In the last ‘Bleat’ I discussed how Creatives prepare for work by constantly observing life. Today’s discusses The Creative Brief, the second part of the job initiation process…

There are three ways to grow a Bonsai tree.

Firstly, you can plant a seed and watch it grow in a small pot. Good, if you have the time, say around 20 years.

Secondly, you can find an established wild tree and begin the training by digging it up in a National Park and repotting it into a training container for 5 to 10 years. OK, but mostly illegal.

Or thirdly, you can grow one from nursery stock. You are still looking at 5 to 10 years but at least you can watch it grow without prison bars in the foreground. And this method is the only one that has anything to do with writing an effective Creative Brief. Read on…

I bought a healthy looking Liquidambar from a local nursery with the intention of turning it into a 40 centimetre specimen. The first step in this process is to cut all but 15 centimetres off the main trunk. That means pitching over 80% of its healthy growth into the compost. The process is called ‘grow and lop’ and after 5 or 6 seasons you end up with a delicate tapered trunk resembling a fully grown tree.

The point that horrifies gardeners like my father is the act of discarding all that healthy green growth.

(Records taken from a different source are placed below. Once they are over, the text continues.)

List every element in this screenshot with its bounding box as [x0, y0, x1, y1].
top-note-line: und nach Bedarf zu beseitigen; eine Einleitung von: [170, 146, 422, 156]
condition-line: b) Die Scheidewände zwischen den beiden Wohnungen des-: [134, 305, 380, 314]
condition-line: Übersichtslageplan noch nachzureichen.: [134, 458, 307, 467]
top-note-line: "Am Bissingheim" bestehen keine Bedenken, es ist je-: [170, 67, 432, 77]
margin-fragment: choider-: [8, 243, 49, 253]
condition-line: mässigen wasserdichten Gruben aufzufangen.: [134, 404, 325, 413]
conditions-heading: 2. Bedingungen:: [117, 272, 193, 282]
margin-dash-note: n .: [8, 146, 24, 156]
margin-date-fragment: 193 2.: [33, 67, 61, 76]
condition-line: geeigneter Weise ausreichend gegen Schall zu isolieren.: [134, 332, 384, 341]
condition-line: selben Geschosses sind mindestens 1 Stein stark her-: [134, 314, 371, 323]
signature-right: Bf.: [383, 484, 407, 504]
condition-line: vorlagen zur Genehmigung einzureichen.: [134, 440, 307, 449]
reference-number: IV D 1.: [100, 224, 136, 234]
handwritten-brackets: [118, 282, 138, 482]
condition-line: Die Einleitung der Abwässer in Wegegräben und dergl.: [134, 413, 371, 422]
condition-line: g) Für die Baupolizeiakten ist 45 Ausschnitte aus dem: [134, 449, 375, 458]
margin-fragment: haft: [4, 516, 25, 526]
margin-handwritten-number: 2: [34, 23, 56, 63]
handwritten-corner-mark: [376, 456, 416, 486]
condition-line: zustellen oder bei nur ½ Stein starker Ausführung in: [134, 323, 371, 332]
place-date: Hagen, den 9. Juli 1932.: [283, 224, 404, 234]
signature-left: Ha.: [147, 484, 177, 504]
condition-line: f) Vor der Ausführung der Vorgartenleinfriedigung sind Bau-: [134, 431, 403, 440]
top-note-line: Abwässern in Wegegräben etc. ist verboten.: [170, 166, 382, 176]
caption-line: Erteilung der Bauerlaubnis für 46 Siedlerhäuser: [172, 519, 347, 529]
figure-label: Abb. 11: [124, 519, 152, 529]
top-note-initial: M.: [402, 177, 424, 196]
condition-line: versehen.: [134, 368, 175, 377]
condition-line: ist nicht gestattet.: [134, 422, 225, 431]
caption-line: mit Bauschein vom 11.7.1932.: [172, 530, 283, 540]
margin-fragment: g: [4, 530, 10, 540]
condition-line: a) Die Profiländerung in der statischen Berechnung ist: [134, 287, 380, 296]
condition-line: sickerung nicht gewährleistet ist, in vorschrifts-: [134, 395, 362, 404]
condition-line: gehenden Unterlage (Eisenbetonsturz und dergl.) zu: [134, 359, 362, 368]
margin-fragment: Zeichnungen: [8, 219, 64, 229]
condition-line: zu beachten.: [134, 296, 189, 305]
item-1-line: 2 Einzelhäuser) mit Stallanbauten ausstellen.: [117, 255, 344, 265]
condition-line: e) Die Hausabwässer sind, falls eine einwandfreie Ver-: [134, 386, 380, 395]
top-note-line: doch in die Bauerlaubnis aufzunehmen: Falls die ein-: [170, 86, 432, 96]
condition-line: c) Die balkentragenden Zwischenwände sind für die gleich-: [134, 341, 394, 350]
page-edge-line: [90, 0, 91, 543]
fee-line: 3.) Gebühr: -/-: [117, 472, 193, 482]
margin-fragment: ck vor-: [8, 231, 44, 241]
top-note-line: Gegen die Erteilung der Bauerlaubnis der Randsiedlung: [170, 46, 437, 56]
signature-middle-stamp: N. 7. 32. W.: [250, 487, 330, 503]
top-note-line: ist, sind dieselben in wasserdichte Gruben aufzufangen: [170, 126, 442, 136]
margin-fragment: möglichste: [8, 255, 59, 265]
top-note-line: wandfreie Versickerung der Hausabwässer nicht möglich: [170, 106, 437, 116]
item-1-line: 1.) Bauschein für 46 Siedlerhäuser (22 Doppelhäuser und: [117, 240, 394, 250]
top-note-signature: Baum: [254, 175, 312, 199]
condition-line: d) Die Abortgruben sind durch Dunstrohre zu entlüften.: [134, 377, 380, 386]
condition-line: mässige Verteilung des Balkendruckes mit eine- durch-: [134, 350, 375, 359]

But to me, it was 2 metres of tree that was not going to contribute anything to the final outcome. So, chop and drop.

And that is the parallel with formulating a useful Creative Brief – the second part of the ‘Information Stage’.

I’ve witnessed too many occasions where a client has presented the agency with a 10 page screed that contains copious slabs of dubious research, detailed definitions of primary, secondary and tertiary target audiences by type, demographic, psychographic, sociographic, all colour coded by income, height or postcode, detailed product descriptions to three decimal places, brand maps, mind maps, road maps and every other piece of eclectic information all designed to abdicate the responsibility of the author making any decision on direction.

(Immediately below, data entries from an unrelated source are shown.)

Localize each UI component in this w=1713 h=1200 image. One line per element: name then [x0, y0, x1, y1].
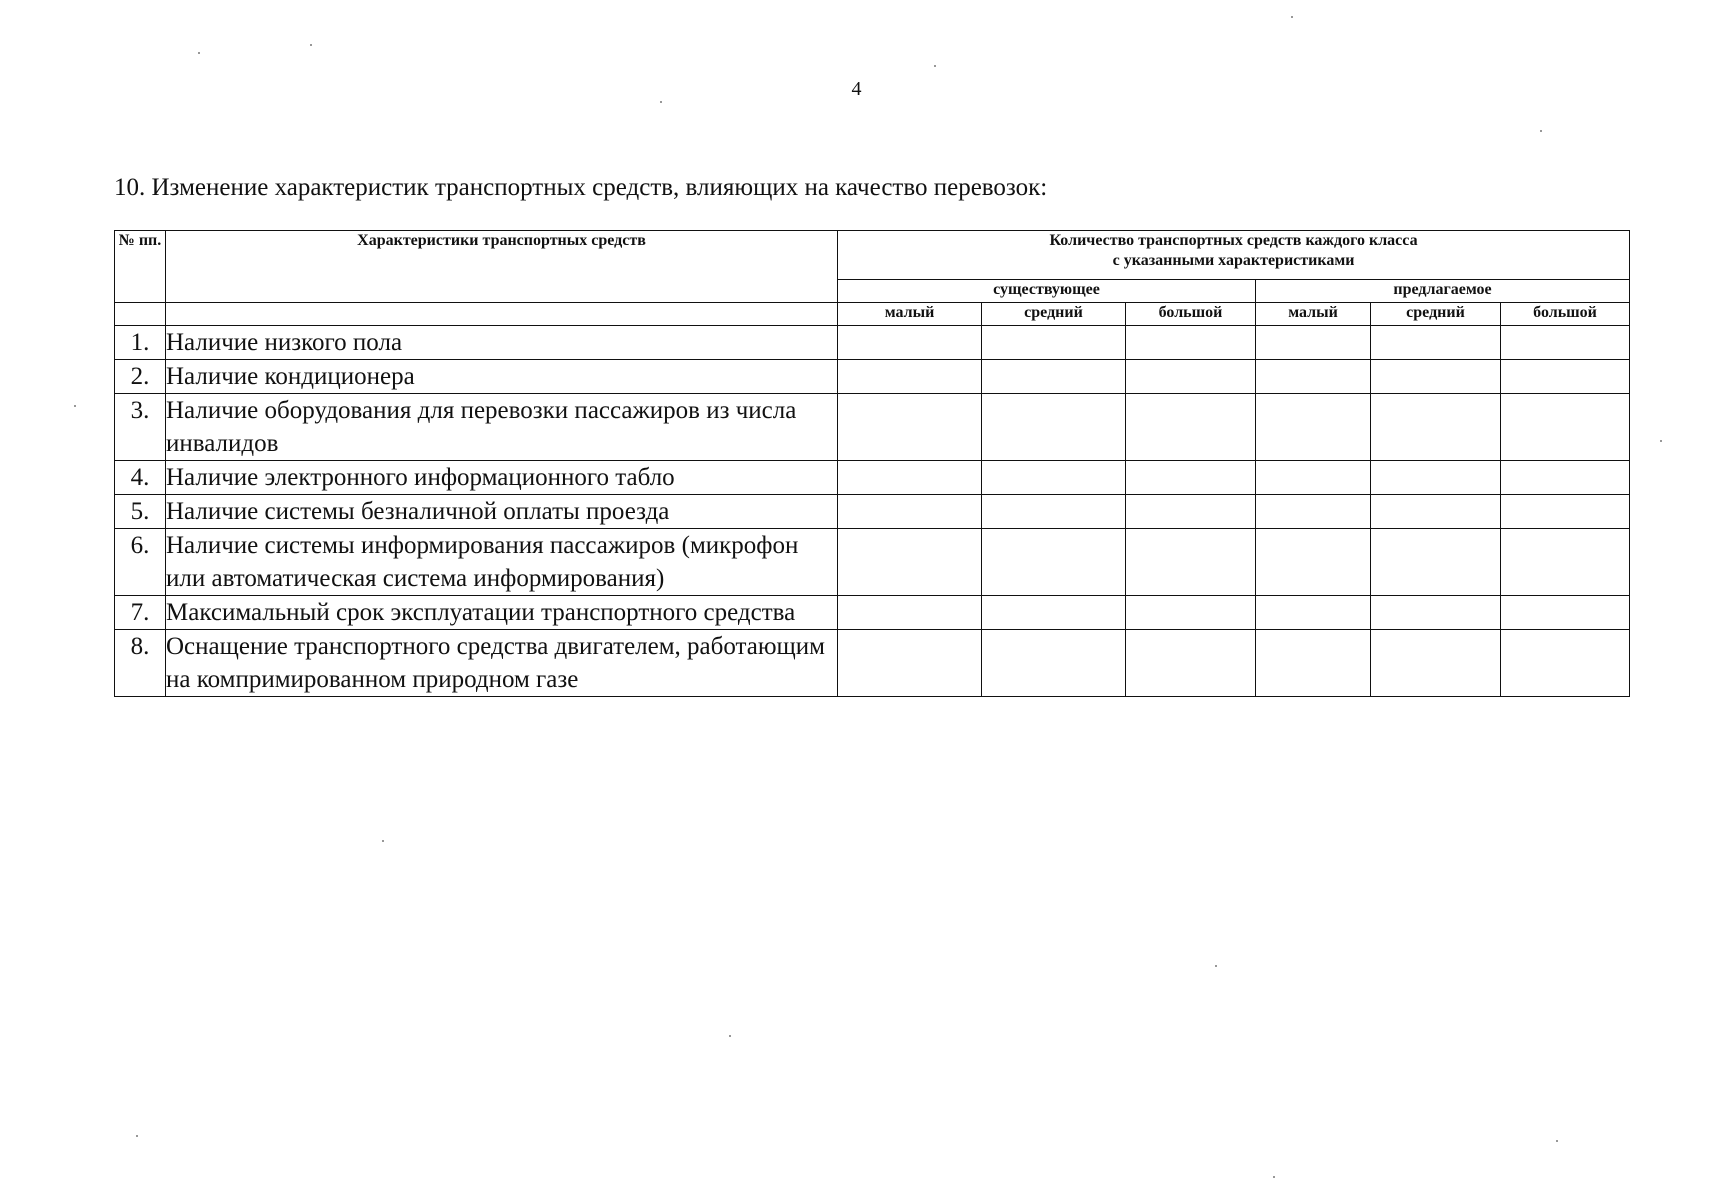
value-cell	[1371, 529, 1501, 596]
row-number: 3.	[115, 394, 166, 461]
header-quantity-line2: с указанными характеристиками	[1112, 252, 1355, 269]
table-row	[115, 630, 1630, 697]
value-cell	[838, 495, 982, 529]
header-class-existing-large: большой	[1126, 303, 1256, 326]
scan-speck	[382, 840, 384, 842]
table-row	[115, 461, 1630, 495]
value-cell	[1501, 495, 1630, 529]
value-cell	[1371, 360, 1501, 394]
value-cell	[1501, 360, 1630, 394]
scan-speck	[660, 101, 662, 103]
header-characteristic: Характеристики транспортных средств	[166, 231, 838, 303]
value-cell	[1501, 326, 1630, 360]
scan-speck	[1215, 965, 1217, 967]
header-blank-num	[115, 303, 166, 326]
value-cell	[982, 326, 1126, 360]
value-cell	[838, 360, 982, 394]
scan-speck	[1556, 1140, 1558, 1142]
value-cell	[982, 596, 1126, 630]
value-cell	[1256, 630, 1371, 697]
value-cell	[982, 630, 1126, 697]
value-cell	[1371, 596, 1501, 630]
table-row	[115, 596, 1630, 630]
row-number: 5.	[115, 495, 166, 529]
row-number: 2.	[115, 360, 166, 394]
value-cell	[1126, 630, 1256, 697]
value-cell	[1126, 596, 1256, 630]
table-row	[115, 360, 1630, 394]
row-characteristic: Наличие оборудования для перевозки пассажиров из числа инвалидов	[166, 394, 838, 461]
value-cell	[1371, 394, 1501, 461]
row-characteristic: Максимальный срок эксплуатации транспортного средства	[166, 596, 838, 630]
value-cell	[838, 529, 982, 596]
header-quantity-line1: Количество транспортных средств каждого класса	[1049, 232, 1418, 249]
header-existing: существующее	[838, 280, 1256, 303]
value-cell	[838, 326, 982, 360]
scan-speck	[1660, 440, 1662, 442]
scan-speck	[198, 52, 200, 54]
value-cell	[982, 529, 1126, 596]
header-class-proposed-large: большой	[1501, 303, 1630, 326]
scan-speck	[1273, 1176, 1275, 1178]
header-blank-characteristic	[166, 303, 838, 326]
value-cell	[982, 394, 1126, 461]
value-cell	[982, 461, 1126, 495]
value-cell	[1126, 360, 1256, 394]
value-cell	[1371, 461, 1501, 495]
value-cell	[838, 394, 982, 461]
value-cell	[1501, 394, 1630, 461]
row-characteristic: Наличие кондиционера	[166, 360, 838, 394]
value-cell	[1256, 326, 1371, 360]
header-num: № пп.	[115, 231, 166, 303]
header-class-existing-medium: средний	[982, 303, 1126, 326]
header-row-classes	[115, 303, 1630, 326]
value-cell	[1371, 495, 1501, 529]
value-cell	[1501, 461, 1630, 495]
header-class-existing-small: малый	[838, 303, 982, 326]
value-cell	[1256, 394, 1371, 461]
value-cell	[1126, 529, 1256, 596]
value-cell	[982, 360, 1126, 394]
row-characteristic: Наличие системы информирования пассажиров (микрофон или автоматическая система информирования)	[166, 529, 838, 596]
value-cell	[1501, 529, 1630, 596]
value-cell	[1256, 495, 1371, 529]
value-cell	[838, 630, 982, 697]
row-characteristic: Наличие системы безналичной оплаты проезда	[166, 495, 838, 529]
characteristics-table	[114, 230, 1630, 697]
row-characteristic: Наличие низкого пола	[166, 326, 838, 360]
value-cell	[1371, 630, 1501, 697]
value-cell	[1501, 596, 1630, 630]
value-cell	[1256, 360, 1371, 394]
row-number: 4.	[115, 461, 166, 495]
scan-speck	[310, 44, 312, 46]
value-cell	[1126, 394, 1256, 461]
header-class-proposed-medium: средний	[1371, 303, 1501, 326]
value-cell	[1126, 461, 1256, 495]
header-class-proposed-small: малый	[1256, 303, 1371, 326]
row-characteristic: Наличие электронного информационного табло	[166, 461, 838, 495]
scan-speck	[136, 1135, 138, 1137]
value-cell	[982, 495, 1126, 529]
scan-speck	[1540, 130, 1542, 132]
scan-speck	[74, 405, 76, 407]
value-cell	[1256, 461, 1371, 495]
row-number: 8.	[115, 630, 166, 697]
page-number: 4	[851, 78, 862, 100]
value-cell	[1501, 630, 1630, 697]
row-characteristic: Оснащение транспортного средства двигателем, работающим на компримированном природном газе	[166, 630, 838, 697]
scan-speck	[934, 65, 936, 67]
scan-speck	[729, 1035, 731, 1037]
value-cell	[1371, 326, 1501, 360]
value-cell	[838, 461, 982, 495]
header-proposed: предлагаемое	[1256, 280, 1630, 303]
value-cell	[1126, 326, 1256, 360]
row-number: 1.	[115, 326, 166, 360]
value-cell	[1256, 529, 1371, 596]
table-row	[115, 326, 1630, 360]
row-number: 7.	[115, 596, 166, 630]
value-cell	[838, 596, 982, 630]
value-cell	[1126, 495, 1256, 529]
value-cell	[1256, 596, 1371, 630]
table-row	[115, 529, 1630, 596]
scan-speck	[1291, 16, 1293, 18]
table-row	[115, 394, 1630, 461]
row-number: 6.	[115, 529, 166, 596]
section-title: 10. Изменение характеристик транспортных средств, влияющих на качество перевозок:	[114, 174, 1048, 201]
header-quantity	[838, 231, 1630, 280]
table-row	[115, 495, 1630, 529]
header-row-top	[115, 231, 1630, 280]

And the lowly Account Manager has tried to shoehorn this info into a creative brief format. And we end up working from a tome 3 pages longer than the original.

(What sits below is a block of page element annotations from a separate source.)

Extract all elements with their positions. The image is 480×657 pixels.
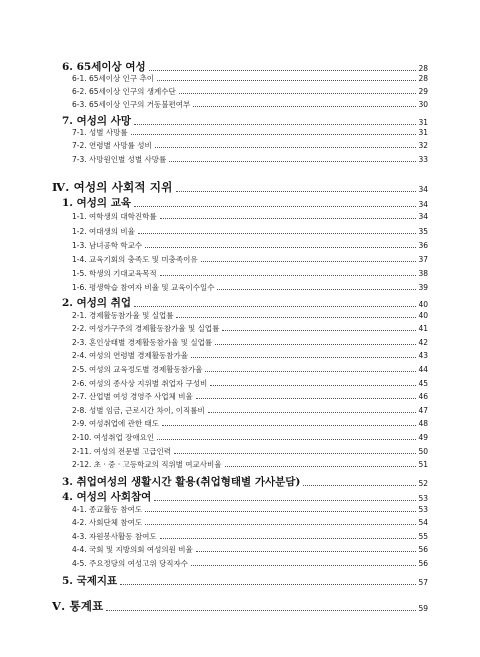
dot-leader <box>174 453 416 454</box>
dot-leader <box>222 330 416 331</box>
dot-leader <box>131 134 417 135</box>
dot-leader <box>162 425 416 426</box>
toc-entry-page-number: 34 <box>418 212 428 221</box>
toc-entry-title: 4-1. 종교활동 참여도 <box>72 505 143 514</box>
toc-entry-title: 6-1. 65세이상 인구 추이 <box>72 74 155 83</box>
toc-entry-section <box>62 492 428 503</box>
toc-entry-sub <box>72 213 428 221</box>
dot-leader <box>205 371 416 372</box>
dot-leader <box>196 551 417 552</box>
dot-leader <box>196 398 417 399</box>
toc-entry-title: 4-5. 주요정당의 여성고위 당직자수 <box>72 559 188 568</box>
toc-entry-page-number: 28 <box>418 74 428 83</box>
toc-entry-sub <box>72 75 428 83</box>
toc-entry-sub <box>72 519 428 527</box>
toc-entry-title: 2-1. 경제활동참가율 및 실업률 <box>72 311 174 320</box>
toc-entry-page-number: 56 <box>418 559 428 568</box>
toc-entry-page-number: 56 <box>418 545 428 554</box>
toc-entry-page-number: 49 <box>418 433 428 442</box>
toc-entry-section <box>62 198 428 209</box>
toc-entry-part <box>52 601 428 613</box>
toc-entry-title: 6. 65세이상 여성 <box>62 61 146 73</box>
dot-leader <box>217 289 416 290</box>
toc-entry-sub <box>72 352 428 360</box>
toc-entry-sub <box>72 560 428 568</box>
toc-entry-page-number: 29 <box>418 87 428 96</box>
toc-entry-page-number: 31 <box>418 118 428 127</box>
toc-entry-page-number: 28 <box>418 64 428 73</box>
toc-entry-section <box>62 477 428 488</box>
toc-entry-section <box>62 116 428 127</box>
toc-entry-sub <box>72 88 428 96</box>
toc-entry-page-number: 31 <box>418 128 428 137</box>
toc-entry-page-number: 46 <box>418 392 428 401</box>
toc-entry-page-number: 43 <box>418 351 428 360</box>
toc-entry-title: 2-12. 초 · 중 · 고등학교의 직위별 여교사비율 <box>72 460 222 469</box>
toc-entry-page-number: 53 <box>418 494 428 503</box>
toc-entry-title: 2-8. 성별 임금, 근로시간 차이, 이직률비 <box>72 406 205 415</box>
toc-entry-sub <box>72 339 428 347</box>
toc-entry-sub <box>72 533 428 541</box>
toc-entry-part <box>52 182 428 194</box>
toc-entry-title: 2-11. 여성의 전문별 고급인력 <box>72 447 172 456</box>
toc-entry-page-number: 40 <box>418 300 428 309</box>
toc-entry-page-number: 38 <box>418 269 428 278</box>
toc-entry-sub <box>72 228 428 236</box>
toc-entry-sub <box>72 284 428 292</box>
toc-entry-sub <box>72 407 428 415</box>
toc-entry-sub <box>72 380 428 388</box>
dot-leader <box>215 344 416 345</box>
toc-entry-page-number: 36 <box>418 241 428 250</box>
dot-leader <box>160 275 417 276</box>
toc-entry-title: 2-9. 여성취업에 관한 태도 <box>72 419 159 428</box>
toc-entry-title: 7. 여성의 사망 <box>62 115 131 127</box>
toc-entry-page-number: 57 <box>418 578 428 587</box>
toc-entry-title: 6-3. 65세이상 인구의 거동불편여부 <box>72 100 191 109</box>
toc-entry-title: 4. 여성의 사회참여 <box>62 491 152 503</box>
dot-leader <box>138 233 417 234</box>
toc-entry-sub <box>72 142 428 150</box>
toc-entry-section <box>62 298 428 309</box>
toc-entry-title: 6-2. 65세이상 인구의 생계수단 <box>72 87 176 96</box>
dot-leader <box>149 70 417 71</box>
toc-entry-page-number: 59 <box>418 604 428 613</box>
toc-entry-title: 7-3. 사망원인별 성별 사망률 <box>72 155 167 164</box>
toc-entry-sub <box>72 156 428 164</box>
dot-leader <box>191 357 416 358</box>
toc-entry-title: 7-1. 성별 사망률 <box>72 128 128 137</box>
toc-entry-sub <box>72 129 428 137</box>
toc-entry-title: 4-3. 자원봉사활동 참여도 <box>72 532 157 541</box>
toc-entry-title: 2. 여성의 취업 <box>62 297 131 309</box>
toc-entry-title: 1. 여성의 교육 <box>62 197 131 209</box>
toc-entry-page-number: 39 <box>418 283 428 292</box>
toc-entry-sub <box>72 312 428 320</box>
toc-entry-page-number: 37 <box>418 255 428 264</box>
dot-leader <box>303 485 416 486</box>
toc-entry-section <box>62 576 428 587</box>
dot-leader <box>160 218 417 219</box>
toc-entry-page-number: 40 <box>418 311 428 320</box>
dot-leader <box>157 439 416 440</box>
toc-entry-title: 2-10. 여성취업 장애요인 <box>72 433 155 442</box>
toc-entry-sub <box>72 101 428 109</box>
toc-entry-title: 2-2. 여성가구주의 경제활동참가율 및 실업률 <box>72 324 220 333</box>
toc-entry-page-number: 32 <box>418 141 428 150</box>
dot-leader <box>179 93 417 94</box>
dot-leader <box>145 524 416 525</box>
dot-leader <box>134 306 416 307</box>
toc-entry-sub <box>72 506 428 514</box>
toc-entry-page-number: 45 <box>418 379 428 388</box>
toc-entry-title: Ⅳ. 여성의 사회적 지위 <box>52 180 173 194</box>
toc-entry-title: 3. 취업여성의 생활시간 활용(취업형태별 가사분담) <box>62 476 301 488</box>
dot-leader <box>210 385 416 386</box>
toc-entry-sub <box>72 366 428 374</box>
toc-entry-sub <box>72 546 428 554</box>
dot-leader <box>154 500 416 501</box>
dot-leader <box>155 147 417 148</box>
dot-leader <box>208 412 417 413</box>
toc-entry-sub <box>72 256 428 264</box>
toc-entry-title: 5. 국제지표 <box>62 575 118 587</box>
toc-entry-section <box>62 62 428 73</box>
dot-leader <box>120 584 416 585</box>
toc-entry-page-number: 55 <box>418 532 428 541</box>
toc-entry-page-number: 42 <box>418 338 428 347</box>
toc-entry-page-number: 53 <box>418 505 428 514</box>
dot-leader <box>176 317 416 318</box>
toc-entry-sub <box>72 434 428 442</box>
toc-entry-title: 2-4. 여성의 연령별 경제활동참가율 <box>72 351 188 360</box>
dot-leader <box>201 261 417 262</box>
dot-leader <box>145 247 416 248</box>
toc-entry-page-number: 33 <box>418 155 428 164</box>
toc-entry-title: 1-3. 남녀공학 학교수 <box>72 241 143 250</box>
toc-entry-sub <box>72 420 428 428</box>
toc-entry-page-number: 52 <box>418 479 428 488</box>
toc-entry-sub <box>72 242 428 250</box>
toc-entry-sub <box>72 393 428 401</box>
toc-entry-page-number: 48 <box>418 419 428 428</box>
toc-entry-sub <box>72 325 428 333</box>
toc-entry-page-number: 50 <box>418 447 428 456</box>
toc-entry-page-number: 34 <box>418 185 428 194</box>
toc-entry-title: 4-4. 국회 및 지방의회 여성의원 비율 <box>72 545 193 554</box>
dot-leader <box>169 161 416 162</box>
dot-leader <box>225 466 417 467</box>
toc-entry-sub <box>72 270 428 278</box>
toc-entry-page-number: 44 <box>418 365 428 374</box>
toc-entry-page-number: 35 <box>418 227 428 236</box>
dot-leader <box>106 610 416 611</box>
toc-entry-title: 1-2. 여대생의 비율 <box>72 227 135 236</box>
toc-entry-title: 7-2. 연령별 사망률 성비 <box>72 141 152 150</box>
toc-entry-page-number: 34 <box>418 200 428 209</box>
dot-leader <box>157 80 416 81</box>
toc-entry-title: 2-3. 혼인상태별 경제활동참가율 및 실업률 <box>72 338 213 347</box>
toc-entry-page-number: 30 <box>418 100 428 109</box>
toc-entry-page-number: 51 <box>418 460 428 469</box>
toc-entry-title: 2-7. 산업별 여성 경영주 사업체 비율 <box>72 392 193 401</box>
toc-entry-title: Ⅴ. 통계표 <box>52 599 104 613</box>
dot-leader <box>191 565 416 566</box>
toc-entry-page-number: 47 <box>418 406 428 415</box>
toc-entry-page-number: 41 <box>418 324 428 333</box>
toc-entry-title: 4-2. 사회단체 참여도 <box>72 518 143 527</box>
toc-entry-sub <box>72 448 428 456</box>
toc-entry-title: 2-6. 여성의 종사상 지위별 취업자 구성비 <box>72 379 208 388</box>
dot-leader <box>145 511 416 512</box>
dot-leader <box>193 106 416 107</box>
dot-leader <box>176 191 417 192</box>
toc-entry-title: 1-4. 교육기회의 충족도 및 미충족이유 <box>72 255 198 264</box>
dot-leader <box>160 538 417 539</box>
dot-leader <box>134 124 416 125</box>
toc-entry-title: 1-5. 학생의 기대교육목적 <box>72 269 157 278</box>
dot-leader <box>134 206 416 207</box>
toc-entry-sub <box>72 461 428 469</box>
toc-entry-title: 1-6. 평생학습 참여자 비율 및 교육이수일수 <box>72 283 215 292</box>
toc-entry-page-number: 54 <box>418 518 428 527</box>
toc-entry-title: 2-5. 여성의 교육정도별 경제활동참가율 <box>72 365 203 374</box>
toc-entry-title: 1-1. 여학생의 대학진학률 <box>72 212 157 221</box>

Sorry guys, chop and drop.

Like training nursery stock into Bonsai, we have to learn the art of cutting information that is not necessary to develop the final outcome. In Bonsai the art is to find the essence of the tree and miniaturise it. In brief writing, the art is to find the essence of the strategy and cut the rest.

It’s called a brief after all. And so few are.

So, here are a few clues that may help…

1) No jargon. Forget industry speak, public sector formats, acronyms and bureaucratic claptrap. It cannot appear in the ad so let’s begin the process of removing it right at the Brief stage. You’ll find the act of removing jargon liberating. Suddenly you’ll find you are writing exactly what you mean to say.

2) One page. Allow yourself only one page. The discipline needed will encourage you to pare it down, and distil and reduce. When you lose bulk, the Creative Brief will become like good gravy; it will be rich and full of flavour. (Remember creative people lose interest after 5 paragraphs anyway.)

3) Ban the word ‘and’. Do not use it when you try to express the ‘Single idea’. In fact, just don’t use it anywhere.

4) Be flexible. If you ‘google’ the topic, you’ll find many formats or templates for constructing a brief. So I am not going to cover the headings here. But I will say that no one format suits every task. Look at the project and develop a heading that will facilitate the desired outcome.

5) Commit. Don’t be vague. Don’t generalise. Don’t try to have a foot in all camps. The more you generalise, the weaker the answer is going to be.